Responsabilité des gouvernants n’est pas instabilité : une seule motion
de censure a été votée en Allemagne depuis 1949, et les autres démocraties
parlementaires d’Europe occidentale peuvent quasiment toutes afficher le même bilan - Espagne comprise avant la crise catalane, et
jusqu’à l’Italie, dans une certaine mesure, et par rapport à l’époque où son
régime d’assemblée avait de quoi évoquer un copier-coller de notre IV ème
république.
Certes,
dans ces pays où prévalent les majorités de coalition, les formations de
gouvernements s’avèrent souvent
laborieuses.

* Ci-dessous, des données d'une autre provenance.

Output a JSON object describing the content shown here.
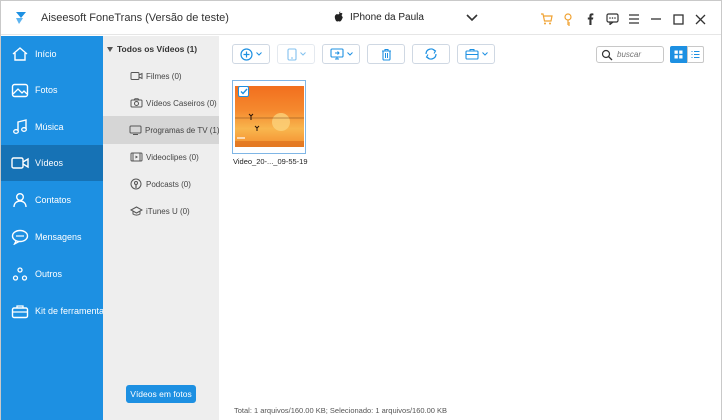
{
  "app": {
    "title": "Aiseesoft FoneTrans (Versão de teste)",
    "device_name": "IPhone da Paula",
    "accent_color": "#1d90e2",
    "titlebar_icons": [
      "cart-icon",
      "key-icon",
      "facebook-icon",
      "chat-icon",
      "menu-icon",
      "minimize-icon",
      "maximize-icon",
      "close-icon"
    ]
  },
  "sidebar": {
    "items": [
      {
        "label": "Início",
        "icon": "home-icon"
      },
      {
        "label": "Fotos",
        "icon": "photos-icon"
      },
      {
        "label": "Música",
        "icon": "music-icon"
      },
      {
        "label": "Vídeos",
        "icon": "video-icon",
        "active": true
      },
      {
        "label": "Contatos",
        "icon": "contacts-icon"
      },
      {
        "label": "Mensagens",
        "icon": "messages-icon"
      },
      {
        "label": "Outros",
        "icon": "others-icon"
      },
      {
        "label": "Kit de ferramentas",
        "icon": "toolbox-icon"
      }
    ]
  },
  "categories": {
    "root_label": "Todos os Vídeos (1)",
    "items": [
      {
        "label": "Filmes (0)",
        "icon": "film-icon"
      },
      {
        "label": "Vídeos Caseiros (0)",
        "icon": "camera-icon"
      },
      {
        "label": "Programas de TV (1)",
        "icon": "tv-icon",
        "active": true
      },
      {
        "label": "Videoclipes (0)",
        "icon": "clip-icon"
      },
      {
        "label": "Podcasts (0)",
        "icon": "podcast-icon"
      },
      {
        "label": "iTunes U (0)",
        "icon": "itunes-u-icon"
      }
    ],
    "convert_button": "Vídeos em fotos"
  },
  "toolbar": {
    "buttons": [
      "add-icon",
      "export-device-icon",
      "export-pc-icon",
      "delete-icon",
      "refresh-icon",
      "toolbox-icon"
    ],
    "search_placeholder": "buscar"
  },
  "files": [
    {
      "caption": "Video_20-..._09-55-19",
      "selected": true
    }
  ],
  "status": {
    "text": "Total: 1 arquivos/160.00 KB; Selecionado: 1 arquivos/160.00 KB"
  }
}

D’autant plus si leurs
démocraties (les scandinaves en particulier, mais également l’Espagne et le
Portugal) recourent à la représentation
proportionnelle.
Laquelle,
en France, est communément l’objet des réquisitoires les plus
catégoriques : parce qu’on l’associe à nos périodes d’instabilité
ministérielle chronique - qui tenaient à bien d’autres explications et,
d’abord, au faible nombre de partis vraiment structurés ; et parce qu’on
oublie, d’une part, qu’elle a cours pour les élections de nos assemblées
régionales et dans nos grandes villes pour les municipales, une prime
majoritaire (au reste très excessive pour les scrutins municipaux) y évitant l’éparpillement
des sièges, et d’autre part, que si l’exemple d’Israël lui donne à première vue
une figure d’épouvantail, l’émiettement des représentations à la Knesset
exprime en fait des clivages religieux et des différences culturelles,
sociologiques et d’origine qui tendent à infirmer l’idée d’une nation qui
serait assortie à la composante mythique du sionisme.
Que la
négociation d’un programme gouvernemental commun puisse prendre un certain temps (comme cela a été le
cas en Allemagne après les dernières élections au Bundestag), est en vérité à mettre à l’actif du régime
parlementaire.
C’est bien dans ce type de négociation, préalable à la
constitution d’une majorité de coalition, que s’élaborent les compromis dont on a rappelé qu’ils sont
l’essence de la démocratie. A cet égard le
compromis dont procède un contrat de législature conforte celui, plus
fondamental encore, entre majorité et opposition – le contrat conclu entre les
partis qui formeront le gouvernement entretient la pédagogie des légitimités
que se reconnaissent mutuellement majorité et opposition parlementaires.
Des
compromis, des contrats, des légitimités respectives qui tombent sous le sens
dans les démocraties qu’on a pris en exemple - comme la prudente mesure qui
prévaut, de longue expérience, dans la mise en application des contrats de
législature. Et qui suggèrent ce que, dans la durée, la pratique d‘un régime
parlementaire moderne est susceptible d’instaurer dans un pays dont l’imagerie
conflictuelle en est restée, finalement à peu de choses près, à la
Saint-Barthélemy, aux noyades de Nantes et à la fusillade de Fourmies : l’apparition
de rien moins que d’une démocratie de la civilité et de la permanence du
dialogue politique.
> Démocratie et compromis sont ontologiquement inséparables, ou au moins de
signification identique : le libre débat des libres opinions, au terme
duquel la démocratie consacre les choix politiques du corps citoyen, n’existe que
si les légitimités, et par conséquent les droits respectifs, de ce qui devient
– après l’expression de ces choix dans les urnes – la majorité et
l’opposition sont affectés d’une
valeur absolument égale.
À défaut de cette égalité,
qui est tout l’enjeu du compromis permanent qui définit la démocratie
politique, la majorité devient une dictature. Ce qui la rapproche alors des forces exerçant un pouvoir sans partage ni
contrepoids : au lendemain des circonstances qui les ont
vues l’emporter, s’ouvre le temps de la Terreur, du Goulag ou des camps de
rééducation maoïstes. Pour la majorité qui procède
de l’élection - et avec, pour la France, la circonstance aggravante de ce qui
serait notre attraction qualifiée (à tort) de robespierriste -, elle tend à ne
plus se distinguer de celles fondées sur le coup de force.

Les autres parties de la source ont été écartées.